Tell us more about your latest series, Surfacing.
Against the enigmatic backdrop of the ocean, Surfacing captures shimmering figures, arising from the depths. At a glance, they may seem like magnificent sea creatures, but a closer look reveals women moving up towards the surface with fortitude and grace. Surfacing represents triumph, survival and self-sustainability. The women appear strong and timeless in a distinctly feminine way. They represent the power of one’s own personal will. In the era of #metoo, they are even more symbolic. These are women taking power back and leading the way. The metaphor echoes my own struggles as well as my personal and artistic accomplishments. I never know what a show means until it’s completed.
This was true with Surfacing, even though it was fueled by my personal history in so many ways. I left high school at a very deep, low point in my life. It felt like I was drowning.
Following my instincts for survival, over time, I found art and it lifted me up and I have used this experience to mentor other women. I have had many challenges to overcome but once the difficult times were worked through, I found myself becoming a focused and resonant storyteller. Surfacing deeply reflects my personal narrative.
What inspires you in your work?
There are endless things that inspire my work. I enjoy working with people (as opposed to shooting still-life's) because I need to capture an emotion.

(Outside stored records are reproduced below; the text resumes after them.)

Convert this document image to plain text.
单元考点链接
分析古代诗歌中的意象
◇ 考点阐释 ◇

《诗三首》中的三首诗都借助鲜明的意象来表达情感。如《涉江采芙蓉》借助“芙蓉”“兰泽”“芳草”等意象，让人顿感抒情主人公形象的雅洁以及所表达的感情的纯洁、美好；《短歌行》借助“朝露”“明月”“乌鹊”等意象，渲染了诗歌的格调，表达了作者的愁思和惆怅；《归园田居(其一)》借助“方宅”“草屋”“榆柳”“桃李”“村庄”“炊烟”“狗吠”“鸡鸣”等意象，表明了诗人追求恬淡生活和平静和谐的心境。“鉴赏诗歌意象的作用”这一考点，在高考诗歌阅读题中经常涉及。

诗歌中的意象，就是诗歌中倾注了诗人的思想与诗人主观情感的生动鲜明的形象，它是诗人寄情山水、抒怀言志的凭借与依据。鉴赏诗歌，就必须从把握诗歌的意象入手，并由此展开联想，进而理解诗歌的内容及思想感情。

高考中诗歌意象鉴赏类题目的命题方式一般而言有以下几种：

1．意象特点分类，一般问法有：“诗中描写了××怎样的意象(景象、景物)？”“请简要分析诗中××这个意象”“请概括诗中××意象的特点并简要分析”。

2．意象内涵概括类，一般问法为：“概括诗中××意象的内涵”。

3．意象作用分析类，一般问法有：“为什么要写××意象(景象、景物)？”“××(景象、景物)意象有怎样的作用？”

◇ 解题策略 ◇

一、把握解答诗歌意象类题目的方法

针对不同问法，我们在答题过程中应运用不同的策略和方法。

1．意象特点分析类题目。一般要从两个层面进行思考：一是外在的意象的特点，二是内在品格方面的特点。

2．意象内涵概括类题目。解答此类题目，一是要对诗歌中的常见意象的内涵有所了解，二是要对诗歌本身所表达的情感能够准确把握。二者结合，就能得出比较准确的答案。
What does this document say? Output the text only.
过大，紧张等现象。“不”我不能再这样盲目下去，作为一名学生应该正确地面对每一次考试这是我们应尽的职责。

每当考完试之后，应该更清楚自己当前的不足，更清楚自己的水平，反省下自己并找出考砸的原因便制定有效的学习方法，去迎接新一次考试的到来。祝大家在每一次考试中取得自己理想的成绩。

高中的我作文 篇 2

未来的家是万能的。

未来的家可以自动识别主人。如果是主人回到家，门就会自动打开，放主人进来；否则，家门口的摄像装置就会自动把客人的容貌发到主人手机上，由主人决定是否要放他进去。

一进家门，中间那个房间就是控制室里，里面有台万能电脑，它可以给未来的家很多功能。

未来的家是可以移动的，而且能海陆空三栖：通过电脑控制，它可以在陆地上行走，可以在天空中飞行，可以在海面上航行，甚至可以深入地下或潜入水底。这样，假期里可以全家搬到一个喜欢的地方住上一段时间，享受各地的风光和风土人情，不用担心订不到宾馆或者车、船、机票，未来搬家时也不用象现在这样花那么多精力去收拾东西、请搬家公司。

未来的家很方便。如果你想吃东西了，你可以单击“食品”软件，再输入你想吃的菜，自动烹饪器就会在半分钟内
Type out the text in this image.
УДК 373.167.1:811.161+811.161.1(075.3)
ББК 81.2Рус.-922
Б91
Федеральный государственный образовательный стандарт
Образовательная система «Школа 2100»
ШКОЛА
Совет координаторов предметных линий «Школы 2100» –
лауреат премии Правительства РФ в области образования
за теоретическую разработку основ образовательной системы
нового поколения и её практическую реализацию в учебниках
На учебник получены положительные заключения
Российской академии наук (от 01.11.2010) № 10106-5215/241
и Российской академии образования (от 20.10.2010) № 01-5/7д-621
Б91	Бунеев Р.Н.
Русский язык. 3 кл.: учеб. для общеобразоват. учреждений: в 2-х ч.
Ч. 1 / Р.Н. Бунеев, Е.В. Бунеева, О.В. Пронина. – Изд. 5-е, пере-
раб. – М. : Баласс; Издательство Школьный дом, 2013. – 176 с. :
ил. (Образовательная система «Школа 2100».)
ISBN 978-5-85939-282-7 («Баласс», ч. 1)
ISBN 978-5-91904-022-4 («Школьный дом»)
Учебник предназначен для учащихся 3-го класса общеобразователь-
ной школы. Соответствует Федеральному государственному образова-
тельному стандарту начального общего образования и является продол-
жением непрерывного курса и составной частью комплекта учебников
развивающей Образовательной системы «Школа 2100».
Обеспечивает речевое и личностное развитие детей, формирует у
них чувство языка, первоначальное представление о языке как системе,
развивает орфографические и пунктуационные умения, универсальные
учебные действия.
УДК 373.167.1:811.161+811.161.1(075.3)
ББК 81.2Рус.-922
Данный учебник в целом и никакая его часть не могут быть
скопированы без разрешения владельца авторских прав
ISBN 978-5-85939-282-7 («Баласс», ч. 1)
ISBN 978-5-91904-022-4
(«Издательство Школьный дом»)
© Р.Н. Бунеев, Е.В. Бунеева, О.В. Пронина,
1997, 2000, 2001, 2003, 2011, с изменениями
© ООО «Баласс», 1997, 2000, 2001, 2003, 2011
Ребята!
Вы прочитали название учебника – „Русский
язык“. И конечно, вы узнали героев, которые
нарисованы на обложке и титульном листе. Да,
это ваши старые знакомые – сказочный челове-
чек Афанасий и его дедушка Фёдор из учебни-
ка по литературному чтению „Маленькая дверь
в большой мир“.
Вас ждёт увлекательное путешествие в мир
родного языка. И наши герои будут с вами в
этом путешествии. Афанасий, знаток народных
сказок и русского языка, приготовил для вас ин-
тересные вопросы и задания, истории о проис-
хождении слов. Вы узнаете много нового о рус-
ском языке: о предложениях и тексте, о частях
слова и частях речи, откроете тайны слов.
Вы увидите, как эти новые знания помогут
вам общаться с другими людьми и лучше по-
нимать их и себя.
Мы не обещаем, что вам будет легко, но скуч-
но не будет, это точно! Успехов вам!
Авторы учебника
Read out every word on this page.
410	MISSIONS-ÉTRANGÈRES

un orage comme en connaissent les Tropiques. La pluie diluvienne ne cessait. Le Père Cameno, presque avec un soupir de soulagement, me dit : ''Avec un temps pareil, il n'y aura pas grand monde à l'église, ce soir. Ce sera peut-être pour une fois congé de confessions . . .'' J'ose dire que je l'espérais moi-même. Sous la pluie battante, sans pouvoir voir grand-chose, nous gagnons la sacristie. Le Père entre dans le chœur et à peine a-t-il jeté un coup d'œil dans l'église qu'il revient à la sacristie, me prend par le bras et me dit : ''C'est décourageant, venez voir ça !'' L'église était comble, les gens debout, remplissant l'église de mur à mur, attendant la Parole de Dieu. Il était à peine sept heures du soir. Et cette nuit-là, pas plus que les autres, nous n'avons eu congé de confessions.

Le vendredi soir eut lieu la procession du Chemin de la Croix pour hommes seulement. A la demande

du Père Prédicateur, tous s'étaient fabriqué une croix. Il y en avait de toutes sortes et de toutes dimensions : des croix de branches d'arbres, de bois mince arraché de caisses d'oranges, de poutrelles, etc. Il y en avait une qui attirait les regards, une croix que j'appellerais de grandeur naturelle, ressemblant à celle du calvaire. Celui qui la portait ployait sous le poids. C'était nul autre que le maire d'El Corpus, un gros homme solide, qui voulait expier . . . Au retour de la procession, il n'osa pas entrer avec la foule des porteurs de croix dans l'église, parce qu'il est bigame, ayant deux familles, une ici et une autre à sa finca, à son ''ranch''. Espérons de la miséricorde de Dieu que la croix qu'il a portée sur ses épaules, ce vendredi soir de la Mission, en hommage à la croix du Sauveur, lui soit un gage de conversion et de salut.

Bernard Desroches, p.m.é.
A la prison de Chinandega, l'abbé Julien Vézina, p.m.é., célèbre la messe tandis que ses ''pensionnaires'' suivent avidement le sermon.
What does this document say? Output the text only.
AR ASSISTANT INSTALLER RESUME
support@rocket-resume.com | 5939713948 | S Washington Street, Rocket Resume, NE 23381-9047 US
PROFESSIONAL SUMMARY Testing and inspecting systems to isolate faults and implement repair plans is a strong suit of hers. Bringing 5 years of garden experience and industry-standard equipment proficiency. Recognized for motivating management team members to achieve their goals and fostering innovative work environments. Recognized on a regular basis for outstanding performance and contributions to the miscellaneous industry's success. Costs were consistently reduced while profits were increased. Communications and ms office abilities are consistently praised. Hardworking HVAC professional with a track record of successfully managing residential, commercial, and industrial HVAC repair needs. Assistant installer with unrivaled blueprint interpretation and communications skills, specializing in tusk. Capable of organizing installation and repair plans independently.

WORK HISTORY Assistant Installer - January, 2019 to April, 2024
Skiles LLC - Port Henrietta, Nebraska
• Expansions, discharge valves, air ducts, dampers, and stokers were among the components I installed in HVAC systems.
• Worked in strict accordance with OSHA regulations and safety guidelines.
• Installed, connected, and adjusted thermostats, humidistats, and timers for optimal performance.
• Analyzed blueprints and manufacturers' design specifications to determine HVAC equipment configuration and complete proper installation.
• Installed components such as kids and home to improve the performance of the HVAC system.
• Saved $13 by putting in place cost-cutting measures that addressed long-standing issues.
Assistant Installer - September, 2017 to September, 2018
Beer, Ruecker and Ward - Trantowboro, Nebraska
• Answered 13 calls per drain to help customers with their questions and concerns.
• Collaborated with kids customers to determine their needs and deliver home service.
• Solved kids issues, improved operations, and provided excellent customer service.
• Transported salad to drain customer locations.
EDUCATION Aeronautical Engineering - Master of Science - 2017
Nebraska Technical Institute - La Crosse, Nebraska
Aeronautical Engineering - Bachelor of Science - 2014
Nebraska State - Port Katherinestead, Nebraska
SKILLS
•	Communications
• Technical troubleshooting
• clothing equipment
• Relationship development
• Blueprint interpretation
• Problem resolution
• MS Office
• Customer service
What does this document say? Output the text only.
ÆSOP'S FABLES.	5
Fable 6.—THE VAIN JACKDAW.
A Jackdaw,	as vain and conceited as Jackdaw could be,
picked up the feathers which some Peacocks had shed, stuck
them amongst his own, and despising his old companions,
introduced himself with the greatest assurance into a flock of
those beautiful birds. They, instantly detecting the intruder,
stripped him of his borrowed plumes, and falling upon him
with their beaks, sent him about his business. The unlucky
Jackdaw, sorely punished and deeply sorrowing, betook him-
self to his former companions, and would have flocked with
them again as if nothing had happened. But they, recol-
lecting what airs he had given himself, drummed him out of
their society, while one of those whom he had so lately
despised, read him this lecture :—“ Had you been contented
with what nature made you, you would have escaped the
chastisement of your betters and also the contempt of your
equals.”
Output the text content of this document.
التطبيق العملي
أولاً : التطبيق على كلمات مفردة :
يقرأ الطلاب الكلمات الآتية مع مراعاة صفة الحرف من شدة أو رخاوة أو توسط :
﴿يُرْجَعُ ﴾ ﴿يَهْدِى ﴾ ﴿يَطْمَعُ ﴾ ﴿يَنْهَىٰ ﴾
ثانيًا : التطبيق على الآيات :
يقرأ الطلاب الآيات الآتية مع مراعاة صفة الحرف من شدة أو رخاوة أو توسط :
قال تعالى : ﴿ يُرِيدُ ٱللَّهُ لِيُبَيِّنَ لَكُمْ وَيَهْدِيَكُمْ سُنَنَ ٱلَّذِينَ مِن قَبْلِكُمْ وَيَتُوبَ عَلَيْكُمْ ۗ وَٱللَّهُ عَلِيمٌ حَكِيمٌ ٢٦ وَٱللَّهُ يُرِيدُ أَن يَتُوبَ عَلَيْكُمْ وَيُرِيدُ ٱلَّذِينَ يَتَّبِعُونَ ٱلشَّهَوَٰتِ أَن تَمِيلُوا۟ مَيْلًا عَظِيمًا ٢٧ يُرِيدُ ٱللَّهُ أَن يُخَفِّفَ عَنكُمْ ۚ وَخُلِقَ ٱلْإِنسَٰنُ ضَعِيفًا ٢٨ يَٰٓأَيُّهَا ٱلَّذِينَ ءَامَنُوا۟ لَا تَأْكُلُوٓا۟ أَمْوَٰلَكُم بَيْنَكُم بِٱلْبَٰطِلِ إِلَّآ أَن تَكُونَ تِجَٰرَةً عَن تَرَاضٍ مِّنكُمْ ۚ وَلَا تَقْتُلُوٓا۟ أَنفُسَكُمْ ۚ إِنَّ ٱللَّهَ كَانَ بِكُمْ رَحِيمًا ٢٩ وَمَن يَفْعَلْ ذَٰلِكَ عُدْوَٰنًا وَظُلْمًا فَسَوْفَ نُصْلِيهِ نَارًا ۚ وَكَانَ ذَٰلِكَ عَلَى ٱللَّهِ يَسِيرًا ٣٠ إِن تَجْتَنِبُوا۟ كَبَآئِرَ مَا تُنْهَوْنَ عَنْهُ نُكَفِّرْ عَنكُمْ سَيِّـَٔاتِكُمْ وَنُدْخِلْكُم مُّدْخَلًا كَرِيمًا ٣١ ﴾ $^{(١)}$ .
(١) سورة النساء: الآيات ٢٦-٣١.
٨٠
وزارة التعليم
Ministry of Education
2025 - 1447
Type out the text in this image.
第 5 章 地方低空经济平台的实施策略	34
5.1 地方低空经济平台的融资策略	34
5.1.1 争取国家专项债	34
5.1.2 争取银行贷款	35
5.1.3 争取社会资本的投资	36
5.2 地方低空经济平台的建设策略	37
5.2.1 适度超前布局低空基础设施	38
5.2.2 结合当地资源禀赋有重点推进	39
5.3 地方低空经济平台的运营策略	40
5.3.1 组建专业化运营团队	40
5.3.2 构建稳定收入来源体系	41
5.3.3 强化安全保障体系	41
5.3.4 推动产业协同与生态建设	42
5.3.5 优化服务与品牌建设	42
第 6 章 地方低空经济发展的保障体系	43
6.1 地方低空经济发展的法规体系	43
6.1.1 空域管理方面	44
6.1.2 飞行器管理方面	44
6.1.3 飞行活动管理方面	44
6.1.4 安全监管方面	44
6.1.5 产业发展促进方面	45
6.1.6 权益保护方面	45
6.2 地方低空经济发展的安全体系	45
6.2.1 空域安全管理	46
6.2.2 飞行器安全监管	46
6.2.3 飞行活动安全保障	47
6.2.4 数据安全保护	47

Capturing a person’s emotions, story and mannerisms is a true passion of mine. That being said, I will admit that my next show is still-life, which nearly came as a surprise once it was in development. It certainly presented itself to me. I’m inspired by creating peaceful, loving works since my world has experienced so much upheaval.
Beauty inspires me as do incredible locations; technical challenges and the experience of doing some good whether that is for other’s mental health or for the goodness of our planet. Even though sometimes it’s hard to recognize, I am confident in saying that we are all in this together. I’m inspired by the drive to convey that.